NEW YORK – A team from the Broad Institute and other centers in the US, Netherlands, Finland, and Germany has tallied phenotypic and disease ties for rare variants in hundreds of genes with the help of large-scale exome and genome sequencing population datasets.
"Our results have implications for multi-ancestry and cross-biobank approaches in sequencing association studies for human disease," senior and corresponding author Patrick Ellinor, a researcher affiliated with the Broad Institute's Cardiovascular Disease Initiative, the University of Amsterdam, and Massachusetts General Hospital, and his colleagues wrote in Nature Genetics on Thursday.
Using exome sequence or whole-genome sequence data generated for nearly 748,900 diverse participants from the UK Biobank, Mass General Brigham Biobank, and the All of Us research projects, the researchers carried out gene-based analyses on rare variants in relation to 601 disease phenotypes, dubbed "phecodes," that were selected from a larger set of 1,866 phecodes.
"For the 601 phecode endpoints, we then performed exome-wide, gene-based burden testing in each dataset followed by a meta-analysis," the authors explained, adding that "[a]lthough ancestry is not truly categorical, we grouped individuals into principle continental ancestry groups based on their genetic similarity to samples from the 1000 Genomes project."
Based on exome sequences for 454,162 UK Biobank (UKB) participants and 51,815 individuals from the Mass General Brigham Biobank (MGB), together with genome sequences for 242,902 All of Us participants, the team's analyses led to 363 significant associations between new and known phenotypes and rare variants found in disease-related genes.
While several phenome-wide association studies (PheWAS) for protein-coding variants have been published from the European ancestry of UKB, All of Us and MGB represent less well-characterized cohorts, the authors noted.
Along with known associations, including ties between variants in the CFTR gene and cystic fibrosis, the researchers unearthed previously unappreciated ties between rare variants and new phenotypes.
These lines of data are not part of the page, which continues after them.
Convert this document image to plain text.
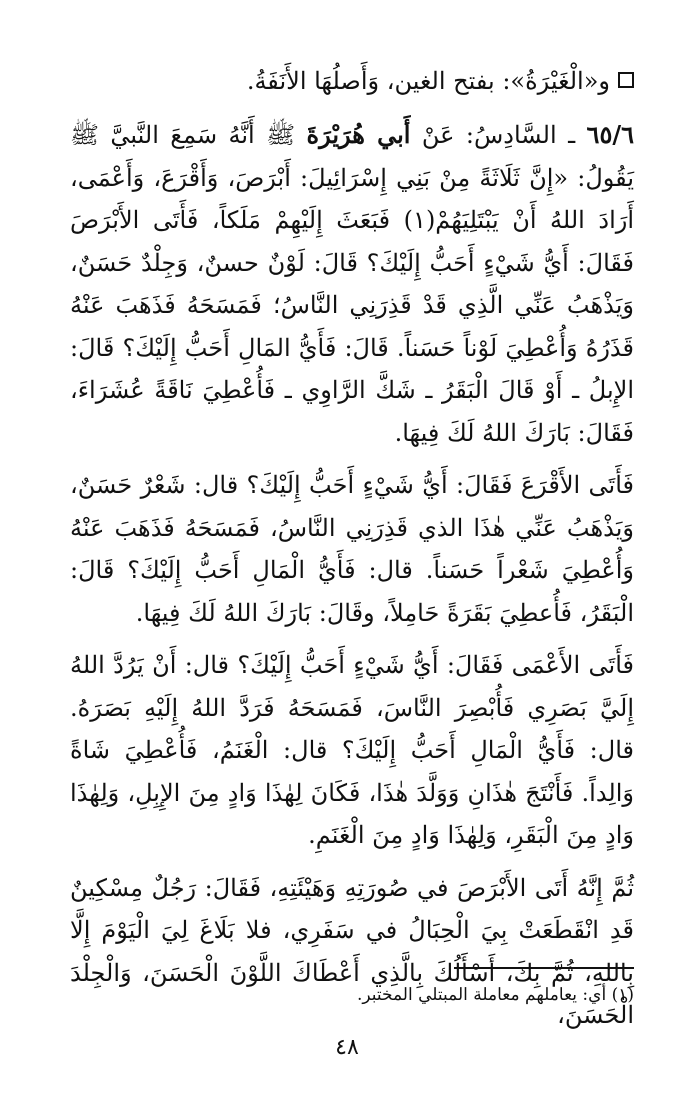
و«الْغَيْرَةُ»: بفتح الغين، وَأَصلُهَا الأَنَفَةُ.

٦٥/٦ ـ السَّادِسُ: عَنْ أَبي هُرَيْرَةَ ﷺ أَنَّهُ سَمِعَ النَّبيَّ ﷺ يَقُولُ: «إِنَّ ثَلَاثَةً مِنْ بَنِي إِسْرَائِيلَ: أَبْرَصَ، وَأَقْرَعَ، وَأَعْمَى، أَرَادَ اللهُ أَنْ يَبْتَلِيَهُمْ(١) فَبَعَثَ إِلَيْهِمْ مَلَكاً، فَأَتَى الأَبْرَصَ فَقَالَ: أَيُّ شَيْءٍ أَحَبُّ إِلَيْكَ؟ قَالَ: لَوْنٌ حسنٌ، وَجِلْدٌ حَسَنٌ، وَيَذْهَبُ عَنِّي الَّذِي قَدْ قَذِرَنِي النَّاسُ؛ فَمَسَحَهُ فَذَهَبَ عَنْهُ قَذَرُهُ وَأُعْطِيَ لَوْناً حَسَناً. قَالَ: فَأَيُّ المَالِ أَحَبُّ إِلَيْكَ؟ قَالَ: الإِبلُ ـ أَوْ قَالَ الْبَقَرُ ـ شَكَّ الرَّاوِي ـ فَأُعْطِيَ نَاقَةً عُشَرَاءَ، فَقَالَ: بَارَكَ اللهُ لَكَ فِيهَا.

فَأَتَى الأَقْرَعَ فَقَالَ: أَيُّ شَيْءٍ أَحَبُّ إِلَيْكَ؟ قال: شَعْرٌ حَسَنٌ، وَيَذْهَبُ عَنِّي هٰذَا الذي قَذِرَنِي النَّاسُ، فَمَسَحَهُ فَذَهَبَ عَنْهُ وَأُعْطِيَ شَعْراً حَسَناً. قال: فَأَيُّ الْمَالِ أَحَبُّ إِلَيْكَ؟ قَالَ: الْبَقَرُ، فَأُعطِيَ بَقَرَةً حَامِلاً، وقَالَ: بَارَكَ اللهُ لَكَ فِيهَا.

فَأَتَى الأَعْمَى فَقَالَ: أَيُّ شَيْءٍ أَحَبُّ إِلَيْكَ؟ قال: أَنْ يَرُدَّ اللهُ إِلَيَّ بَصَرِي فَأُبْصِرَ النَّاسَ، فَمَسَحَهُ فَرَدَّ اللهُ إِلَيْهِ بَصَرَهُ. قال: فَأَيُّ الْمَالِ أَحَبُّ إِلَيْكَ؟ قال: الْغَنَمُ، فَأُعْطِيَ شَاةً وَالِداً. فَأَنْتَجَ هٰذَانِ وَوَلَّدَ هٰذَا، فَكَانَ لِهٰذَا وَادٍ مِنَ الإِبِلِ، وَلِهٰذَا وَادٍ مِنَ الْبَقَرِ، وَلِهٰذَا وَادٍ مِنَ الْغَنَمِ.

ثُمَّ إِنَّهُ أَتَى الأَبْرَصَ في صُورَتِهِ وَهَيْئَتِهِ، فَقَالَ: رَجُلٌ مِسْكِينٌ قَدِ انْقَطَعَتْ بِيَ الْحِبَالُ في سَفَرِي، فلا بَلَاغَ لِيَ الْيَوْمَ إِلَّا بِاللهِ، ثُمَّ بِكَ، أَسْأَلُكَ بِالَّذِي أَعْطَاكَ اللَّوْنَ الْحَسَنَ، وَالْجِلْدَ الْحَسَنَ،

(١) أي: يعاملهم معاملة المبتلي المختبر.

٤٨
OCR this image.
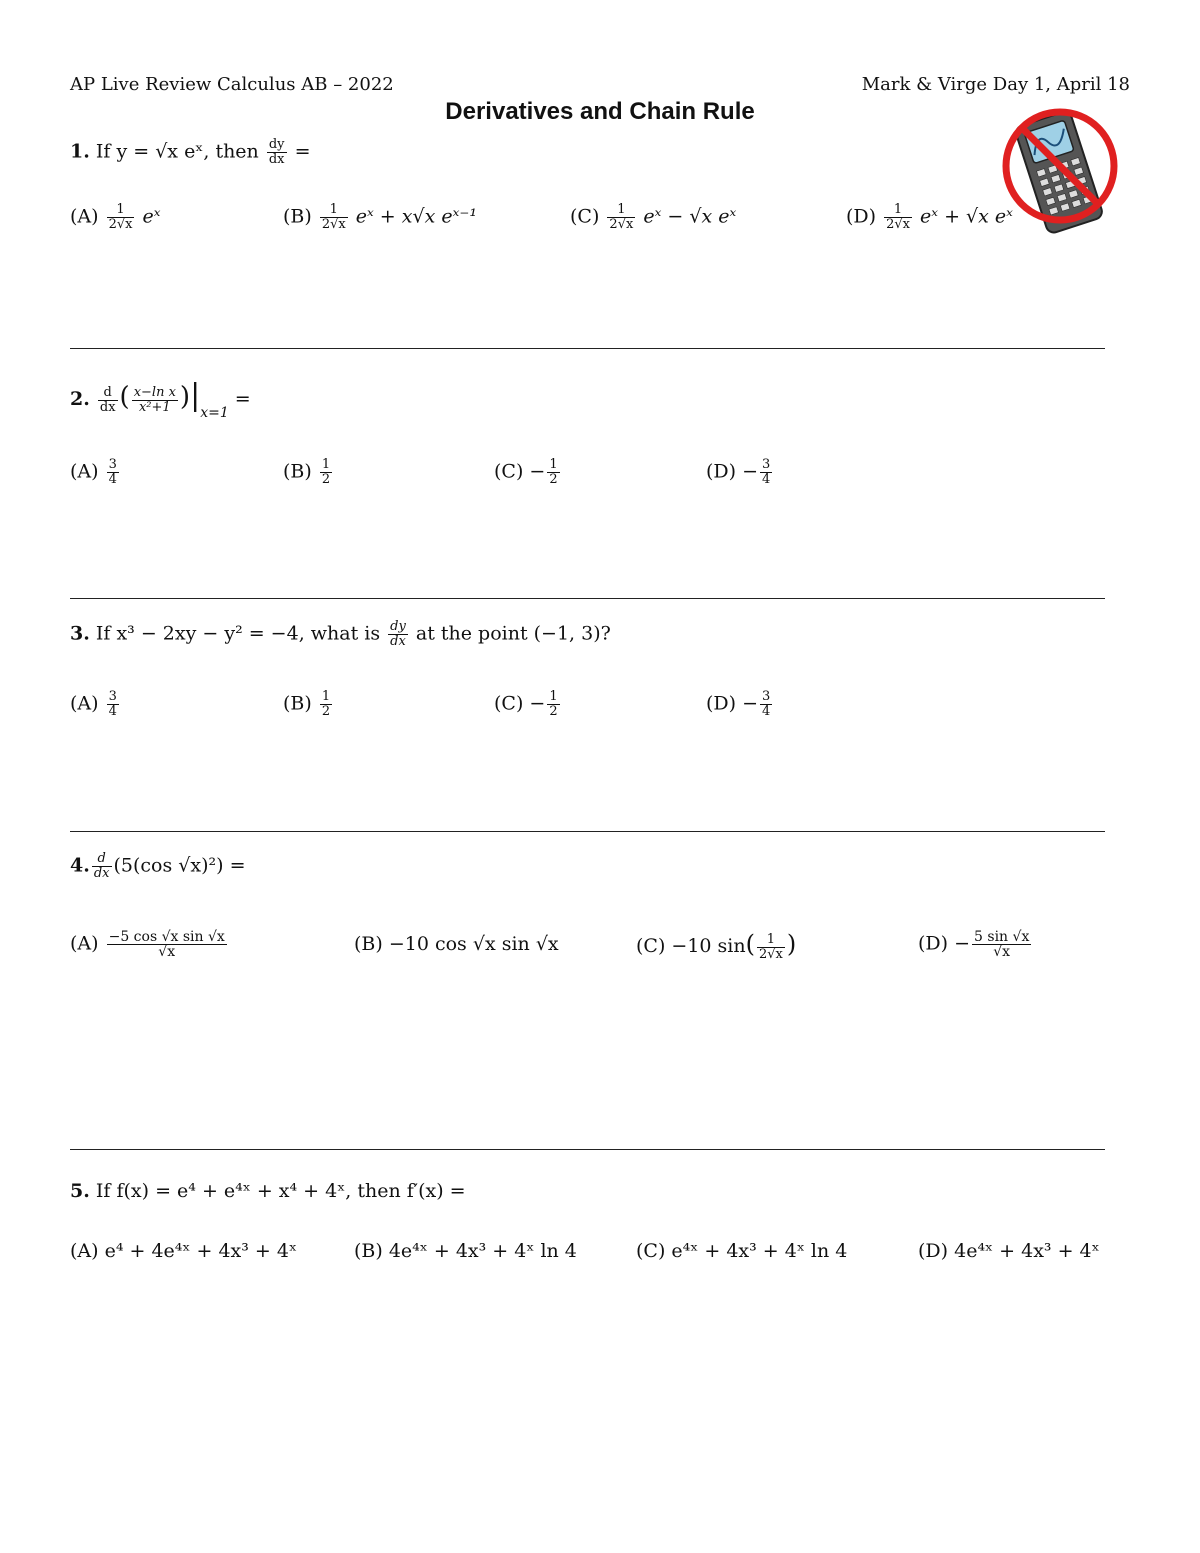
AP Live Review Calculus AB – 2022	Mark & Virge Day 1, April 18
Derivatives and Chain Rule
1. If y = √x eˣ, then $\frac{dy}{dx}$ =
$(A) \frac{1}{2√x}$ eˣ	$(B) \frac{1}{2√x}$ eˣ + x√x eˣ⁻¹	$(C) \frac{1}{2√x}$ eˣ − √x eˣ	$(D) \frac{1}{2√x}$ eˣ + √x eˣ
2. $\frac{d}{dx}$ ( $\frac{\text{x−ln x}}{\text{x²+1}} )|_{x=1}$ =
$(A) \frac{3}{4}$	$(B) \frac{1}{2}$	$(C) - \frac{1}{2}$	$(D) - \frac{3}{4}$
3. If x³ − 2xy − y² = −4, what is $\frac{dy}{dx}$ at the point (−1, 3)?
$(A) \frac{3}{4}$	$(B) \frac{1}{2}$	$(C) - \frac{1}{2}$	$(D) - \frac{3}{4}$
4. $\frac{d}{dx} (5(\cos$ √x)²) =
$(A) \frac{\text{−5 cos √x sin √x}}{√x}$	(B) −10 cos √x sin √x	(C) −10 $\sin( \frac{1}{2√x}$ )	$(D) - \frac{5 \sin √x}{√x}$
5. If f(x) = e⁴ + e⁴ˣ + x⁴ + 4ˣ, then f′(x) =
(A) e⁴ + 4e⁴ˣ + 4x³ + 4ˣ	(B) 4e⁴ˣ + 4x³ + 4ˣ ln 4	(C) e⁴ˣ + 4x³ + 4ˣ ln 4	(D) 4e⁴ˣ + 4x³ + 4ˣ
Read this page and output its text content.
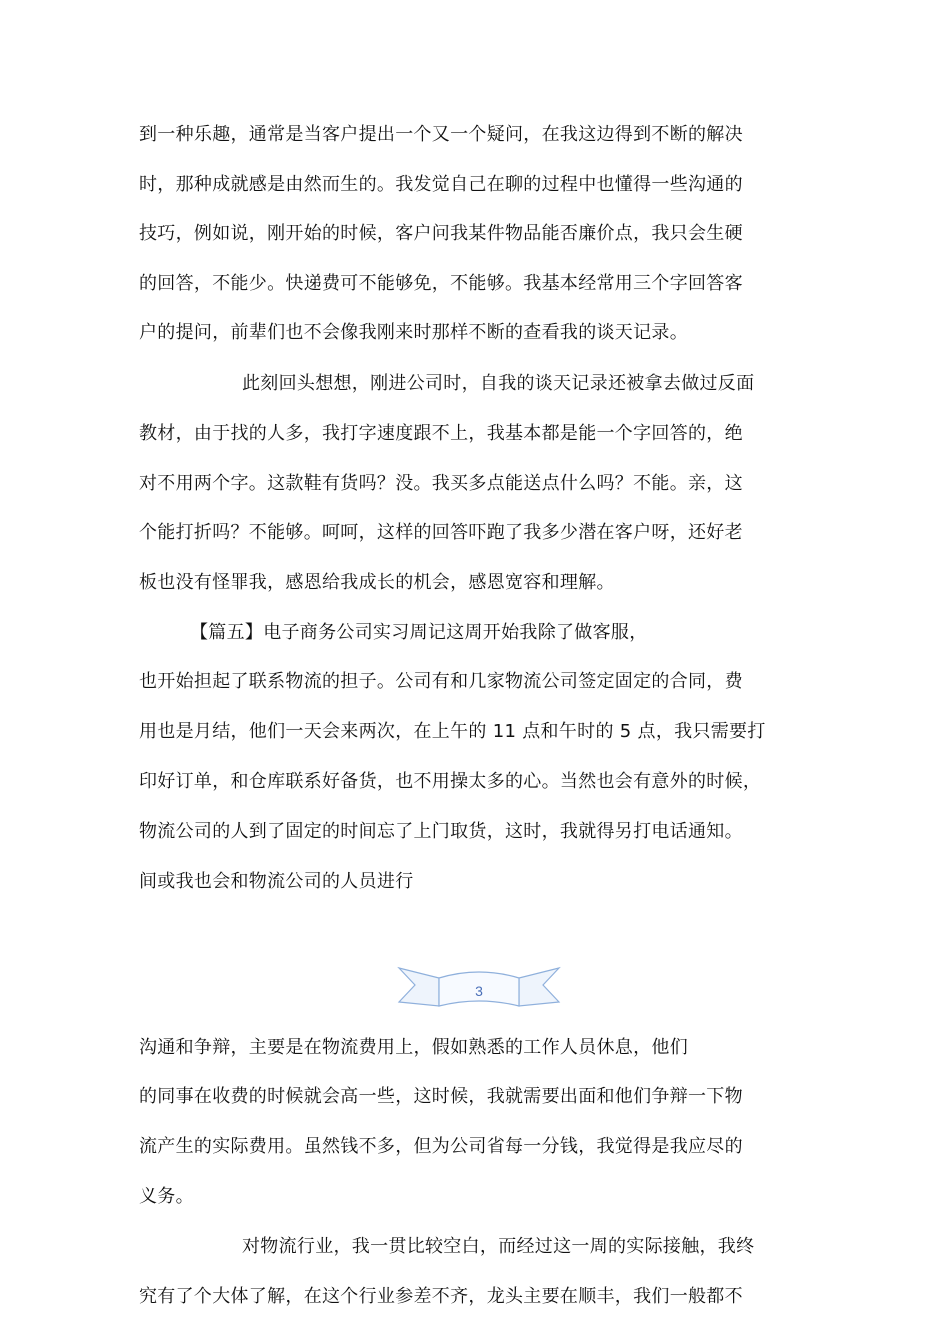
到一种乐趣，通常是当客户提出一个又一个疑问，在我这边得到不断的解决
时，那种成就感是由然而生的。我发觉自己在聊的过程中也懂得一些沟通的
技巧，例如说，刚开始的时候，客户问我某件物品能否廉价点，我只会生硬
的回答，不能少。快递费可不能够免，不能够。我基本经常用三个字回答客
户的提问，前辈们也不会像我刚来时那样不断的查看我的谈天记录。
此刻回头想想，刚进公司时，自我的谈天记录还被拿去做过反面
教材，由于找的人多，我打字速度跟不上，我基本都是能一个字回答的，绝
对不用两个字。这款鞋有货吗？没。我买多点能送点什么吗？不能。亲，这
个能打折吗？不能够。呵呵，这样的回答吓跑了我多少潜在客户呀，还好老
板也没有怪罪我，感恩给我成长的机会，感恩宽容和理解。
【篇五】电子商务公司实习周记这周开始我除了做客服，
也开始担起了联系物流的担子。公司有和几家物流公司签定固定的合同，费
用也是月结，他们一天会来两次，在上午的 11 点和午时的 5 点，我只需要打
印好订单，和仓库联系好备货，也不用操太多的心。当然也会有意外的时候，
物流公司的人到了固定的时间忘了上门取货，这时，我就得另打电话通知。
间或我也会和物流公司的人员进行
3
沟通和争辩，主要是在物流费用上，假如熟悉的工作人员休息，他们
的同事在收费的时候就会高一些，这时候，我就需要出面和他们争辩一下物
流产生的实际费用。虽然钱不多，但为公司省每一分钱，我觉得是我应尽的
义务。
对物流行业，我一贯比较空白，而经过这一周的实际接触，我终
究有了个大体了解，在这个行业参差不齐，龙头主要在顺丰，我们一般都不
For rare variants in the Marfan syndrome-causing gene FBN1, for example, they identified relationships with more than a dozen conditions, ranging from cardiovascular disease to chromosomal abnormalities.
In the case of the UBR3 gene, meanwhile, the team saw associations related to cardiometabolic conditions or traits such as hypertension or type 2 diabetes. For a gene called YLPM1, which contains common variants previously implicated in mood instability, depressed affect, or neuroticism, on the other hand, the PheWAS pointed to a relationship between rare YLPM1 variants with psychiatric disease.
Together, these and other PheWAS findings highlighted rare and ultrarare variants — and related effect sizes — that coincided with specific phenotypes or conditions within and across ancestry groups, the authors suggested, noting that such results "are of relevance given the important and continued efforts to sequence underrepresented populations."
"Future studies with even larger diverse datasets might be needed to identify benefits for rare variant burden testing, especially considering our focus on binary outcomes," the authors wrote, adding that "we have made our results available for download and browsing in the Human Disease Knowledge Portal."